Induced superconducting state and two-gap structure: Application to cuprate superconductors and conventional multilayers

Abstract

An induced superconducting state caused by charge transfer between intrinsically superconducting (α) and intrinsically normal (β) subsystems is studied. A most interesting case is a layered system with some layers being normal. An analysis of the general Hamiltonian describing the phenomenon allows us to evaluate ${\mathit{T}}_{\mathit{c}}$ and the spectrum, which displays a two-gap structure. A superconducting state can be induced through different charge transfer channels (intrinsic proximity effect; inelastic two-band channel).
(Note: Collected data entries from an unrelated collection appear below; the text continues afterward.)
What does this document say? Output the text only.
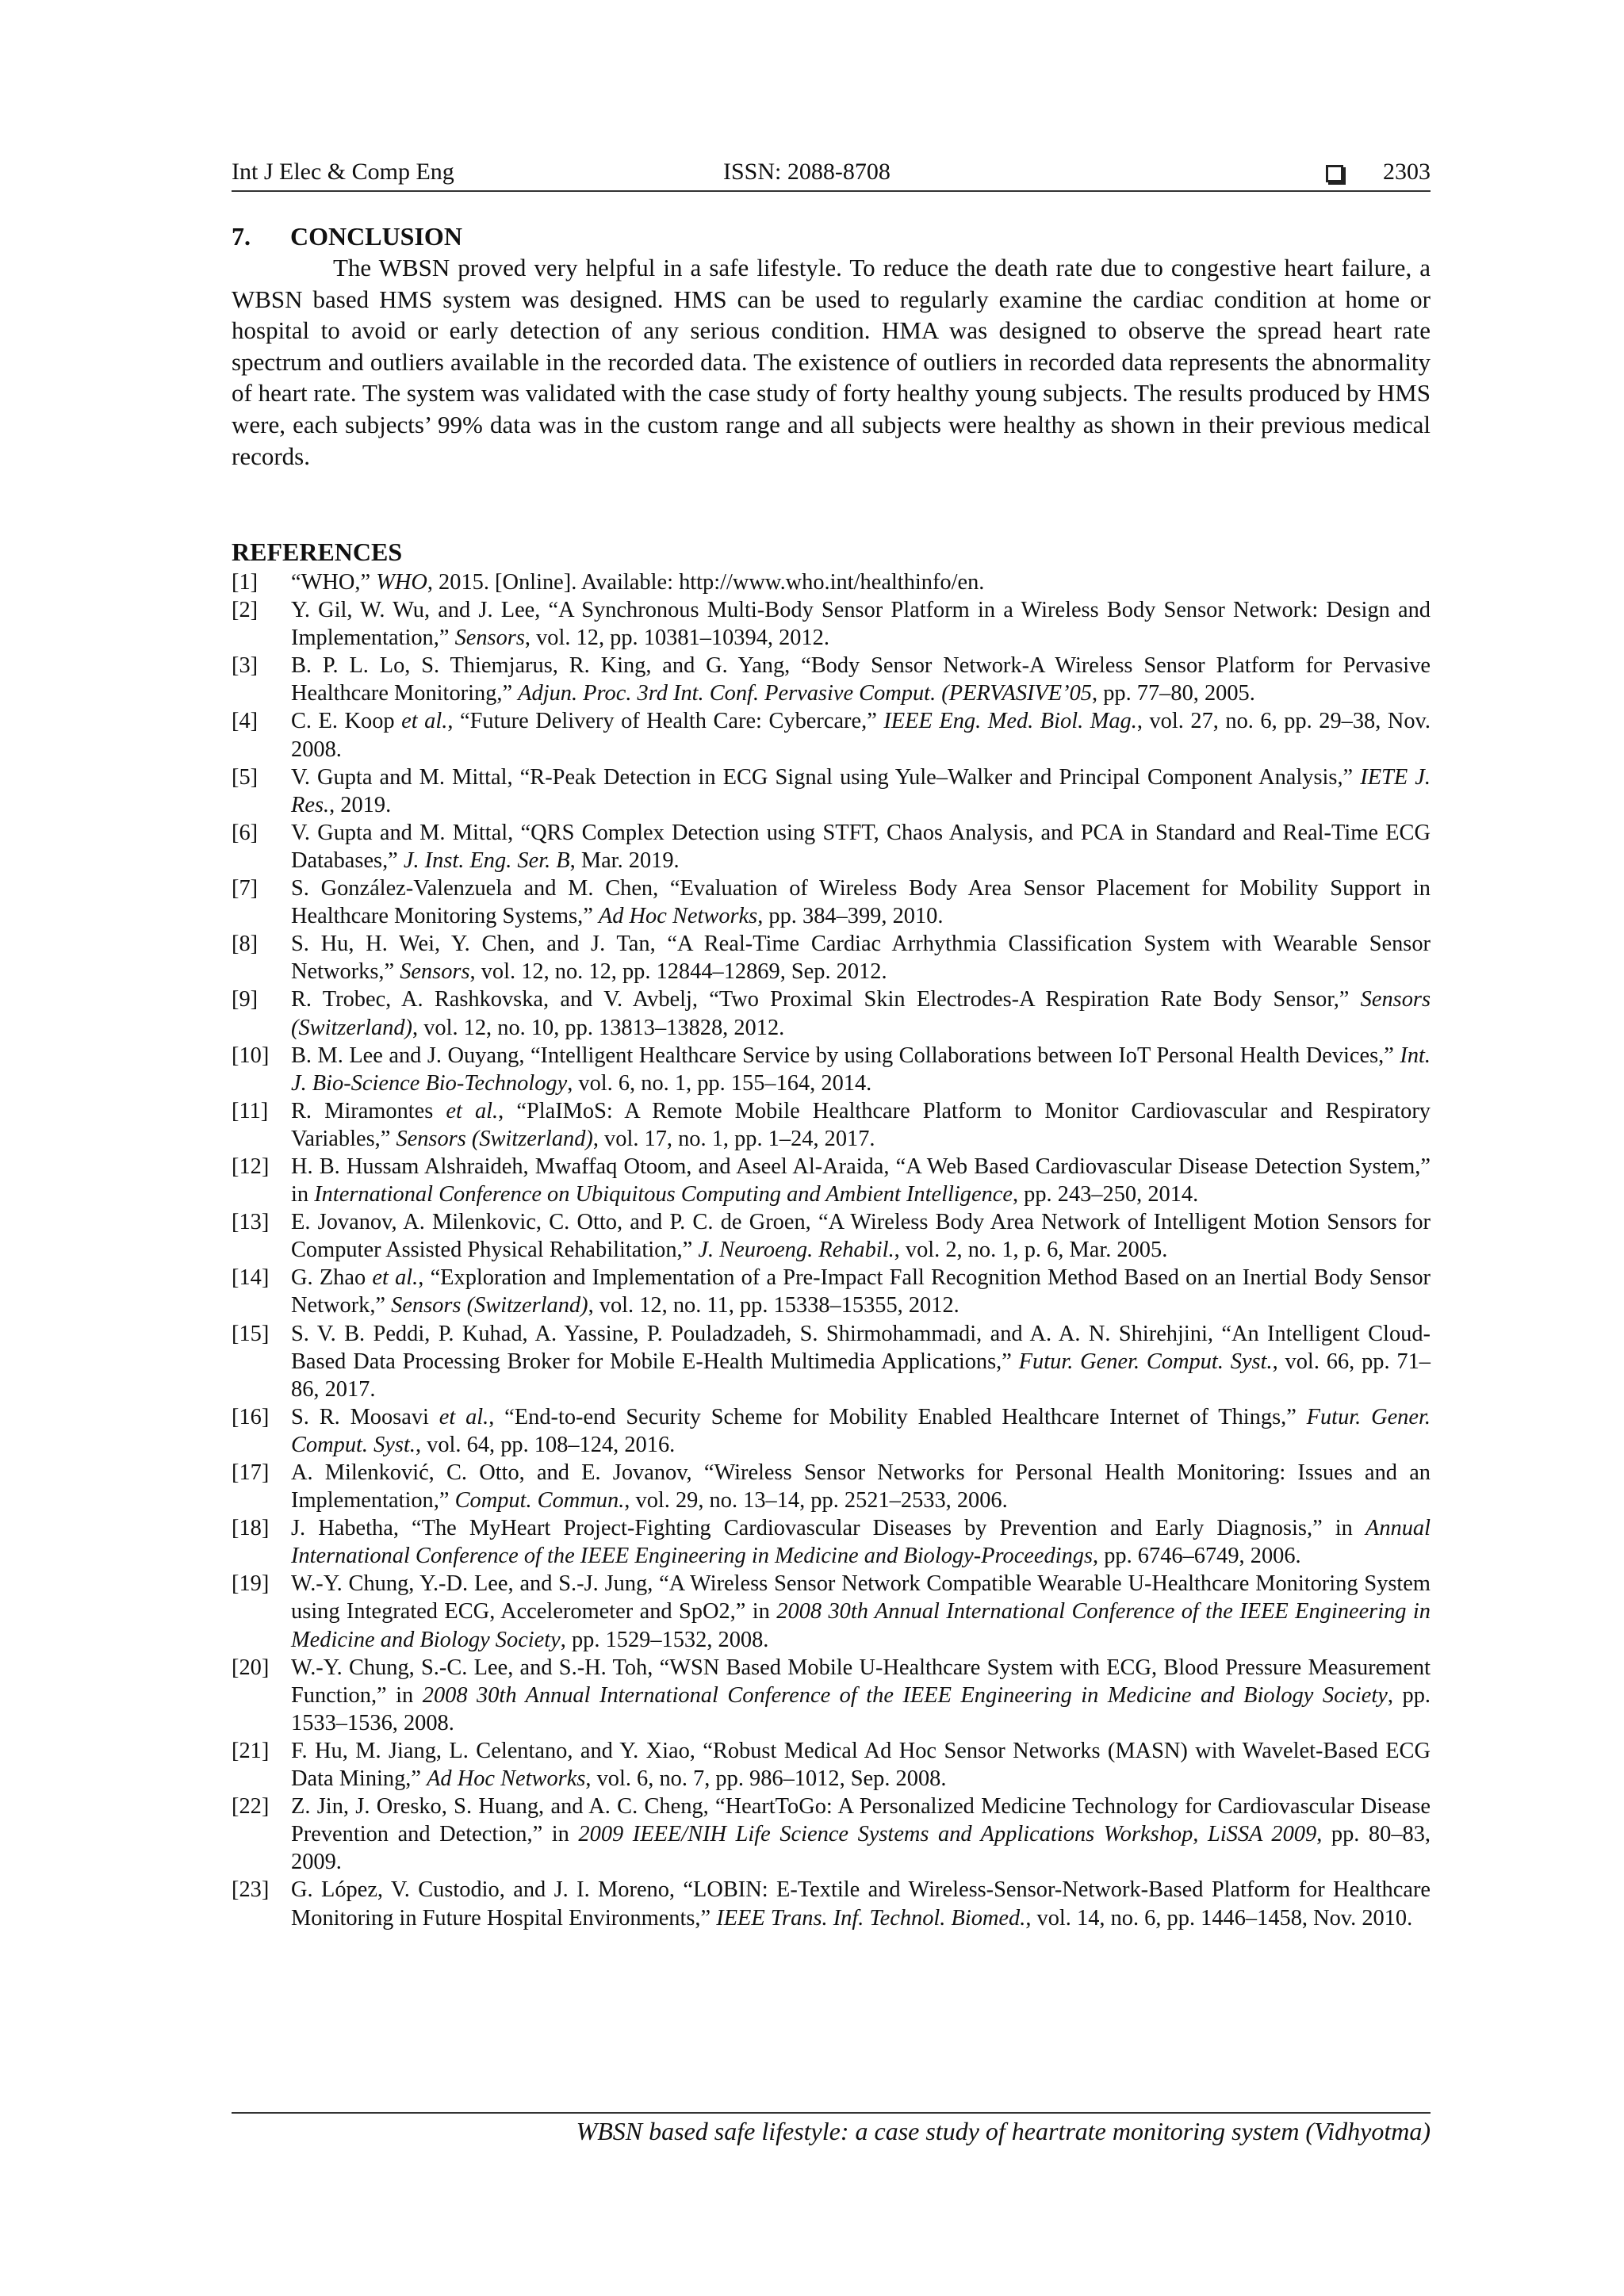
Int J Elec & Comp Eng	ISSN: 2088-8708	2303
7. CONCLUSION

The WBSN proved very helpful in a safe lifestyle. To reduce the death rate due to congestive heart failure, a WBSN based HMS system was designed. HMS can be used to regularly examine the cardiac condition at home or hospital to avoid or early detection of any serious condition. HMA was designed to observe the spread heart rate spectrum and outliers available in the recorded data. The existence of outliers in recorded data represents the abnormality of heart rate. The system was validated with the case study of forty healthy young subjects. The results produced by HMS were, each subjects’ 99% data was in the custom range and all subjects were healthy as shown in their previous medical records.

REFERENCES
[1] “WHO,” WHO, 2015. [Online]. Available: http://www.who.int/healthinfo/en.
[2] Y. Gil, W. Wu, and J. Lee, “A Synchronous Multi-Body Sensor Platform in a Wireless Body Sensor Network: Design and Implementation,” Sensors, vol. 12, pp. 10381–10394, 2012.
[3] B. P. L. Lo, S. Thiemjarus, R. King, and G. Yang, “Body Sensor Network-A Wireless Sensor Platform for Pervasive Healthcare Monitoring,” Adjun. Proc. 3rd Int. Conf. Pervasive Comput. (PERVASIVE’05, pp. 77–80, 2005.
[4] C. E. Koop et al., “Future Delivery of Health Care: Cybercare,” IEEE Eng. Med. Biol. Mag., vol. 27, no. 6, pp. 29–38, Nov. 2008.
[5] V. Gupta and M. Mittal, “R-Peak Detection in ECG Signal using Yule–Walker and Principal Component Analysis,” IETE J. Res., 2019.
[6] V. Gupta and M. Mittal, “QRS Complex Detection using STFT, Chaos Analysis, and PCA in Standard and Real-Time ECG Databases,” J. Inst. Eng. Ser. B, Mar. 2019.
[7] S. González-Valenzuela and M. Chen, “Evaluation of Wireless Body Area Sensor Placement for Mobility Support in Healthcare Monitoring Systems,” Ad Hoc Networks, pp. 384–399, 2010.
[8] S. Hu, H. Wei, Y. Chen, and J. Tan, “A Real-Time Cardiac Arrhythmia Classification System with Wearable Sensor Networks,” Sensors, vol. 12, no. 12, pp. 12844–12869, Sep. 2012.
[9] R. Trobec, A. Rashkovska, and V. Avbelj, “Two Proximal Skin Electrodes-A Respiration Rate Body Sensor,” Sensors (Switzerland), vol. 12, no. 10, pp. 13813–13828, 2012.
[10] B. M. Lee and J. Ouyang, “Intelligent Healthcare Service by using Collaborations between IoT Personal Health Devices,” Int. J. Bio-Science Bio-Technology, vol. 6, no. 1, pp. 155–164, 2014.
[11] R. Miramontes et al., “PlaIMoS: A Remote Mobile Healthcare Platform to Monitor Cardiovascular and Respiratory Variables,” Sensors (Switzerland), vol. 17, no. 1, pp. 1–24, 2017.
[12] H. B. Hussam Alshraideh, Mwaffaq Otoom, and Aseel Al-Araida, “A Web Based Cardiovascular Disease Detection System,” in International Conference on Ubiquitous Computing and Ambient Intelligence, pp. 243–250, 2014.
[13] E. Jovanov, A. Milenkovic, C. Otto, and P. C. de Groen, “A Wireless Body Area Network of Intelligent Motion Sensors for Computer Assisted Physical Rehabilitation,” J. Neuroeng. Rehabil., vol. 2, no. 1, p. 6, Mar. 2005.
[14] G. Zhao et al., “Exploration and Implementation of a Pre-Impact Fall Recognition Method Based on an Inertial Body Sensor Network,” Sensors (Switzerland), vol. 12, no. 11, pp. 15338–15355, 2012.
[15] S. V. B. Peddi, P. Kuhad, A. Yassine, P. Pouladzadeh, S. Shirmohammadi, and A. A. N. Shirehjini, “An Intelligent Cloud-Based Data Processing Broker for Mobile E-Health Multimedia Applications,” Futur. Gener. Comput. Syst., vol. 66, pp. 71–86, 2017.
[16] S. R. Moosavi et al., “End-to-end Security Scheme for Mobility Enabled Healthcare Internet of Things,” Futur. Gener. Comput. Syst., vol. 64, pp. 108–124, 2016.
[17] A. Milenković, C. Otto, and E. Jovanov, “Wireless Sensor Networks for Personal Health Monitoring: Issues and an Implementation,” Comput. Commun., vol. 29, no. 13–14, pp. 2521–2533, 2006.
[18] J. Habetha, “The MyHeart Project-Fighting Cardiovascular Diseases by Prevention and Early Diagnosis,” in Annual International Conference of the IEEE Engineering in Medicine and Biology-Proceedings, pp. 6746–6749, 2006.
[19] W.-Y. Chung, Y.-D. Lee, and S.-J. Jung, “A Wireless Sensor Network Compatible Wearable U-Healthcare Monitoring System using Integrated ECG, Accelerometer and SpO2,” in 2008 30th Annual International Conference of the IEEE Engineering in Medicine and Biology Society, pp. 1529–1532, 2008.
[20] W.-Y. Chung, S.-C. Lee, and S.-H. Toh, “WSN Based Mobile U-Healthcare System with ECG, Blood Pressure Measurement Function,” in 2008 30th Annual International Conference of the IEEE Engineering in Medicine and Biology Society, pp. 1533–1536, 2008.
[21] F. Hu, M. Jiang, L. Celentano, and Y. Xiao, “Robust Medical Ad Hoc Sensor Networks (MASN) with Wavelet-Based ECG Data Mining,” Ad Hoc Networks, vol. 6, no. 7, pp. 986–1012, Sep. 2008.
[22] Z. Jin, J. Oresko, S. Huang, and A. C. Cheng, “HeartToGo: A Personalized Medicine Technology for Cardiovascular Disease Prevention and Detection,” in 2009 IEEE/NIH Life Science Systems and Applications Workshop, LiSSA 2009, pp. 80–83, 2009.
[23] G. López, V. Custodio, and J. I. Moreno, “LOBIN: E-Textile and Wireless-Sensor-Network-Based Platform for Healthcare Monitoring in Future Hospital Environments,” IEEE Trans. Inf. Technol. Biomed., vol. 14, no. 6, pp. 1446–1458, Nov. 2010.
WBSN based safe lifestyle: a case study of heartrate monitoring system (Vidhyotma)
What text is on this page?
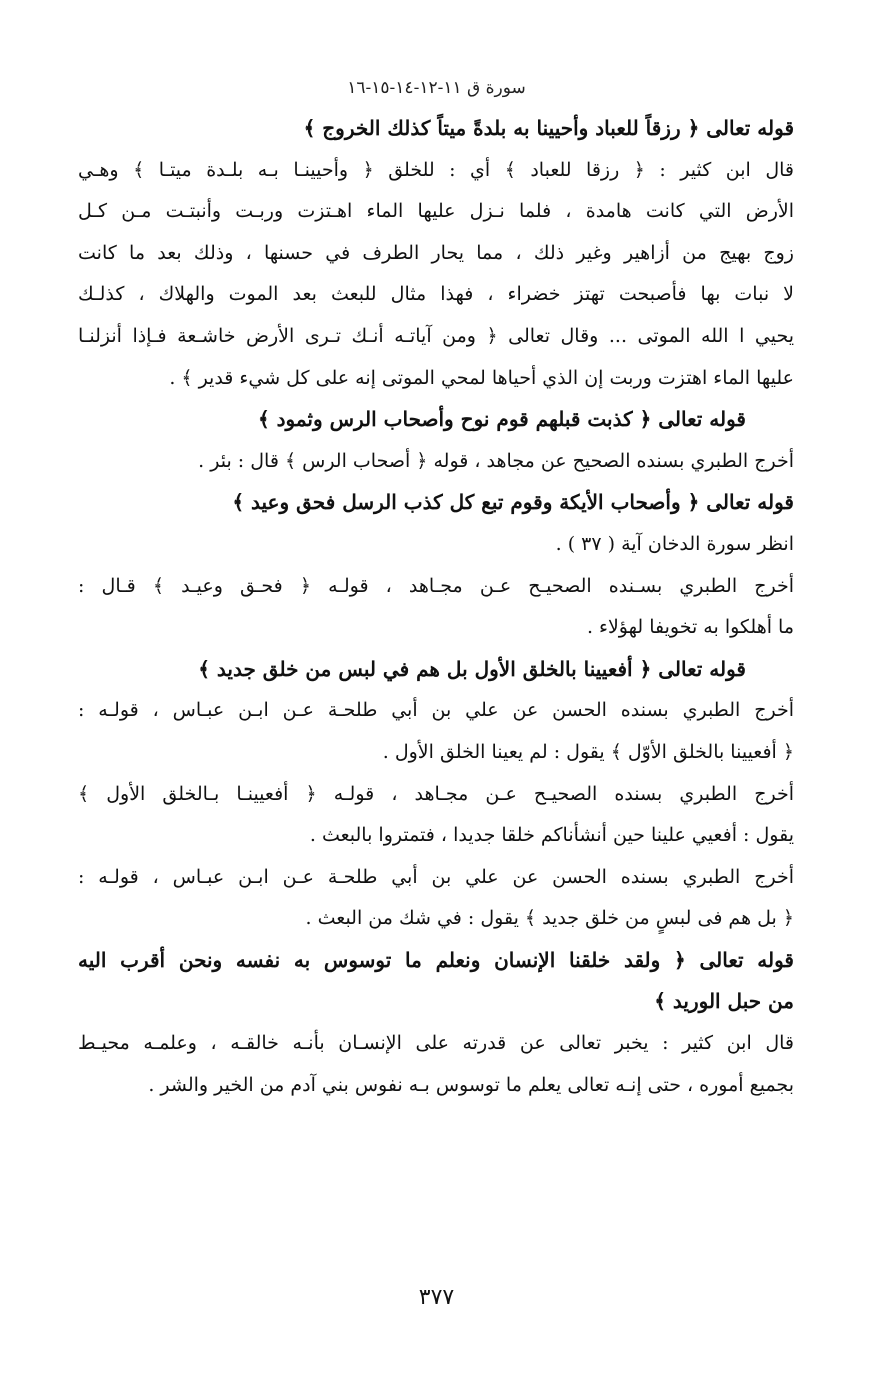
سورة ق ١١-١٢-١٤-١٥-١٦
قوله تعالى ﴿ رزقاً للعباد وأحيينا به بلدةً ميتاً كذلك الخروج ﴾
قال ابن كثير : ﴿ رزقا للعباد ﴾ أي : للخلق ﴿ وأحيينـا بـه بلـدة ميتـا ﴾ وهـي
الأرض التي كانت هامدة ، فلما نـزل عليها الماء اهـتزت وربـت وأنبتـت مـن كـل
زوج بهيج من أزاهير وغير ذلك ، مما يحار الطرف في حسنها ، وذلك بعد ما كانت
لا نبات بها فأصبحت تهتز خضراء ، فهذا مثال للبعث بعد الموت والهلاك ، كذلـك
يحيي ا الله الموتى ... وقال تعالى ﴿ ومن آياتـه أنـك تـرى الأرض خاشـعة فـإذا أنزلنـا
عليها الماء اهتزت وربت إن الذي أحياها لمحي الموتى إنه على كل شيء قدير ﴾ .
قوله تعالى ﴿ كذبت قبلهم قوم نوح وأصحاب الرس وثمود ﴾
أخرج الطبري بسنده الصحيح عن مجاهد ، قوله ﴿ أصحاب الرس ﴾ قال : بئر .
قوله تعالى ﴿ وأصحاب الأيكة وقوم تبع كل كذب الرسل فحق وعيد ﴾
انظر سورة الدخان آية ( ٣٧ ) .
أخرج الطبري بسـنده الصحيـح عـن مجـاهد ، قولـه ﴿ فحـق وعيـد ﴾ قـال :
ما أهلكوا به تخويفا لهؤلاء .
قوله تعالى ﴿ أفعيينا بالخلق الأول بل هم في لبس من خلق جديد ﴾
أخرج الطبري بسنده الحسن عن علي بن أبي طلحـة عـن ابـن عبـاس ، قولـه :
﴿ أفعيينا بالخلق الأوّل ﴾ يقول : لم يعينا الخلق الأول .
أخرج الطبري بسنده الصحيـح عـن مجـاهد ، قولـه ﴿ أفعيينـا بـالخلق الأول ﴾
يقول : أفعيي علينا حين أنشأناكم خلقا جديدا ، فتمتروا بالبعث .
أخرج الطبري بسنده الحسن عن علي بن أبي طلحـة عـن ابـن عبـاس ، قولـه :
﴿ بل هم فى لبسٍ من خلق جديد ﴾ يقول : في شك من البعث .
قوله تعالى ﴿ ولقد خلقنا الإنسان ونعلم ما توسوس به نفسه ونحن أقرب اليه
من حبل الوريد ﴾
قال ابن كثير : يخبر تعالى عن قدرته على الإنسـان بأنـه خالقـه ، وعلمـه محيـط
بجميع أموره ، حتى إنـه تعالى يعلم ما توسوس بـه نفوس بني آدم من الخير والشر .
٣٧٧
A very important contribution comes from the ‘‘mixed’’ channel. Systems with various strengths of the coupling are described. The presence of magnetic impurities leads to an induced gapless superconductivity. This model is applied to high-${\mathit{T}}_{\mathit{c}}$ cuprates (in particular, to Y-Ba-Cu-O), as well as to conventional systems. The spectroscopy of Y-Ba-Cu-O appears to be very sensitive to the oxygen content whereas ${\mathit{T}}_{\mathit{c}}$ changes relatively slowly. The model is directly related to such phenomena as residual microwave losses, zero-bias anomalies, the ‘‘plateau’’ effect, etc.